Al momento, todos se dirigieron hacia Arn a un galope que hizo temblar la tierra. Cecilia tuvo tiempo de asustarse pero pronto comprendió que su preocupación había sido innecesaria cuando Arn alzó el brazo como ordenándoles que se detuviesen. Entonces se agruparon todos en torno a Arn, que parecía tener un nombre y algunas palabras cariñosas para cada uno de los animales. Concluyó concentrando todas sus caricias en el único caballo que tenía el mismo aspecto que la yegua de Cecilia, el pelaje negro y la crin plateada, y no era difícil comprender que se trataba de
Abu
. Cecilia no pudo evitar emocionarse al ver a su marido tan cariñoso con esos animales. Era como si fuesen mucho más que caballos, casi como si fuesen para él unos buenos amigos. No había ningún hombre en el Norte que tratara así a sus animales, pensó ella, dándose a la vez cuenta de que tampoco debía de haber en todo el Norte ningún hombre que cabalgase como Arn. Era una hermosa idea pensar que los cuidados cariñosos hacían mejores jinetes que la dureza y la seguridad en uno mismo.
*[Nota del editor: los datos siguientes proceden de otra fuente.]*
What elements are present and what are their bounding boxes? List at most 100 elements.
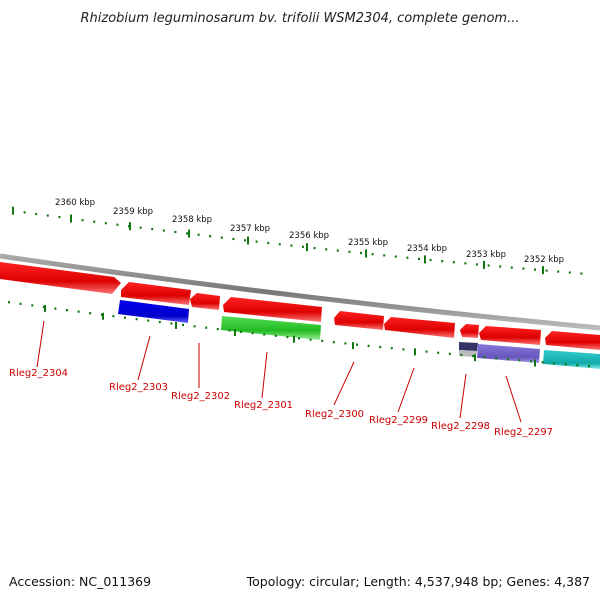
inner-ruler-dot — [576, 364, 579, 367]
inner-ruler-dot — [77, 310, 80, 313]
gene-rleg2-2303[interactable] — [118, 300, 189, 323]
gene-label[interactable]: Rleg2_2297 — [494, 427, 553, 438]
inner-ruler-dot — [54, 307, 57, 310]
ruler-dot — [197, 233, 200, 236]
inner-ruler-dot — [170, 322, 173, 325]
inner-ruler-major-tick — [102, 312, 104, 320]
inner-ruler-dot — [228, 329, 231, 332]
inner-ruler-dot — [553, 362, 556, 365]
gene-rleg2-2302b[interactable] — [190, 293, 220, 310]
inner-ruler-dot — [390, 347, 393, 350]
gene-label[interactable]: Rleg2_2299 — [369, 415, 428, 426]
ruler-label: 2355 kbp — [348, 238, 388, 248]
gene-label[interactable]: Rleg2_2302 — [171, 391, 230, 402]
ruler-dot — [429, 258, 432, 262]
ruler-label: 2357 kbp — [230, 224, 270, 234]
inner-ruler-dot — [506, 358, 509, 361]
ruler-dot — [336, 249, 339, 252]
inner-ruler-dot — [344, 342, 347, 345]
ruler-dot — [313, 246, 316, 250]
inner-ruler-dot — [193, 325, 196, 328]
inner-ruler-dot — [495, 357, 498, 360]
inner-ruler-dot — [448, 352, 451, 355]
inner-ruler-dot — [332, 341, 335, 344]
inner-ruler-dot — [530, 360, 532, 363]
inner-ruler-major-tick — [414, 348, 416, 356]
gene-label[interactable]: Rleg2_2301 — [234, 400, 293, 411]
ruler-dot — [568, 271, 571, 274]
gene-label-connector — [459, 373, 467, 419]
inner-ruler-dot — [205, 326, 208, 329]
ruler-label: 2359 kbp — [113, 207, 153, 217]
ruler-dot — [394, 255, 397, 258]
ruler-dot — [81, 219, 84, 222]
gene-rleg2-2301[interactable] — [223, 297, 322, 322]
ruler-dot — [46, 214, 49, 217]
inner-ruler-dot — [286, 335, 289, 339]
gene-label[interactable]: Rleg2_2304 — [9, 368, 68, 379]
gene-rleg2-2297[interactable] — [479, 326, 541, 345]
gene-rleg2-2297-rev[interactable] — [477, 344, 540, 363]
gene-rleg2-2299[interactable] — [384, 317, 455, 338]
kbp-ruler: 2360 kbp 2359 kbp 2358 kbp 2357 kbp 2356 kbp… — [12, 198, 583, 275]
inner-ruler-dot — [240, 330, 242, 333]
inner-ruler-dot — [31, 304, 34, 307]
ruler-dot — [139, 226, 142, 229]
inner-ruler-dot — [460, 353, 463, 357]
gene-label[interactable]: Rleg2_2300 — [305, 409, 364, 420]
inner-ruler-dot — [564, 363, 567, 366]
gene-rleg2-2304[interactable] — [0, 262, 121, 294]
ruler-dot — [290, 244, 293, 247]
gene-label[interactable]: Rleg2_2303 — [109, 382, 168, 393]
inner-ruler-dot — [402, 348, 405, 351]
ruler-dot — [162, 229, 165, 232]
ruler-dot — [278, 243, 281, 246]
inner-ruler-dot — [588, 365, 590, 368]
ruler-dot — [151, 228, 154, 231]
ruler-dot — [58, 216, 61, 219]
gene-next-forward[interactable] — [545, 331, 600, 350]
ruler-dot — [360, 251, 362, 255]
inner-ruler-dot — [251, 332, 254, 335]
gene-rleg2-2298[interactable] — [460, 324, 479, 338]
inner-ruler-dot — [112, 315, 115, 318]
inner-ruler-dot — [135, 318, 138, 321]
gene-label-connector — [36, 320, 45, 368]
ruler-dot — [499, 265, 502, 268]
inner-ruler-major-tick — [293, 335, 295, 343]
gene-rleg2-2302a[interactable] — [121, 282, 191, 305]
inner-ruler-dot — [100, 313, 103, 316]
ruler-dot — [522, 267, 525, 270]
ruler-dot — [302, 245, 304, 248]
inner-ruler-dot — [321, 339, 324, 343]
gene-label-connector — [397, 367, 415, 413]
ruler-dot — [186, 232, 188, 235]
ruler-dot — [174, 230, 177, 234]
ruler-major-tick — [129, 222, 131, 231]
ruler-label: 2356 kbp — [289, 231, 329, 241]
gene-track[interactable] — [0, 262, 600, 369]
ruler-label: 2353 kbp — [466, 250, 506, 260]
ruler-label: 2354 kbp — [407, 244, 447, 254]
ruler-label: 2360 kbp — [55, 198, 95, 208]
gene-rleg2-2298-rev[interactable] — [459, 342, 478, 351]
ruler-dot — [464, 262, 467, 265]
gene-next-reverse[interactable] — [543, 350, 600, 369]
ruler-dot — [220, 236, 223, 239]
ruler-dot — [452, 261, 455, 264]
inner-ruler-major-tick — [234, 329, 236, 337]
gene-rleg2-2300[interactable] — [334, 311, 384, 330]
gene-label[interactable]: Rleg2_2298 — [431, 421, 490, 432]
ruler-label: 2352 kbp — [524, 255, 564, 265]
inner-ruler-dot — [437, 351, 440, 354]
inner-ruler-dot — [274, 334, 277, 337]
ruler-dot — [325, 248, 328, 251]
gene-rleg2-2301-rev[interactable] — [221, 316, 321, 340]
ruler-dot — [371, 253, 374, 256]
inner-ruler-dot — [472, 354, 474, 358]
inner-ruler-major-tick — [474, 354, 476, 362]
gene-label-connector — [137, 335, 151, 381]
ruler-dot — [545, 269, 548, 272]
Ella misma sintió una parte de ese amor cuando, un rato más tarde, salió a caballo de Forsvik en dirección norte por la playa del Bottensjön. No era como si la yegua estuviese haciendo el trabajo servil para el cual la habían educado, todo lo contrario, parecía como si disfrutase cargando con su nueva dueña, como si le estuviese hablando a través de sus suaves movimientos, que no eran como los de otros caballos.
El sol se había ocultado tras las copas de los árboles, donde empezaba el infinito bosque de abetos del Tiveden. Arn los fue llevando en ascenso por un sendero hasta que pronto estuvieron tan alto que vieron brillar el Bottensjön a la luz del atardecer y un poco más lejos también el lago Vättern. El olor de los caballos y el verano tardío se mezclaba, hechicero, con el dulzor de la descomposición y las coniferas.
Arn se acercó a ella y le dijo que ahora era demasiado viejo como para ponerse de pie sobre el trasero de un caballo y que era su intención permanecer en la silla de montar. Al principio Cecilia no comprendía a qué se refería con eso, pero luego recordó aquella vez en Kinnekulle cuando salieron a cabalgar solos por primera vez y él se puso de pie sobre el caballo en pleno galope, mirándola a ella en vez de mirar por donde iba, se cruzó con la robusta rama de un roble, ésta lo barrió del caballo y él quedó tumbado inerte en el suelo.
—Aquella vez casi conseguiste que se me parase el corazón —susurró Cecilia.
—No era ésa mi intención —respondió Arn—, Quería ganarme tu corazón, no detenerlo.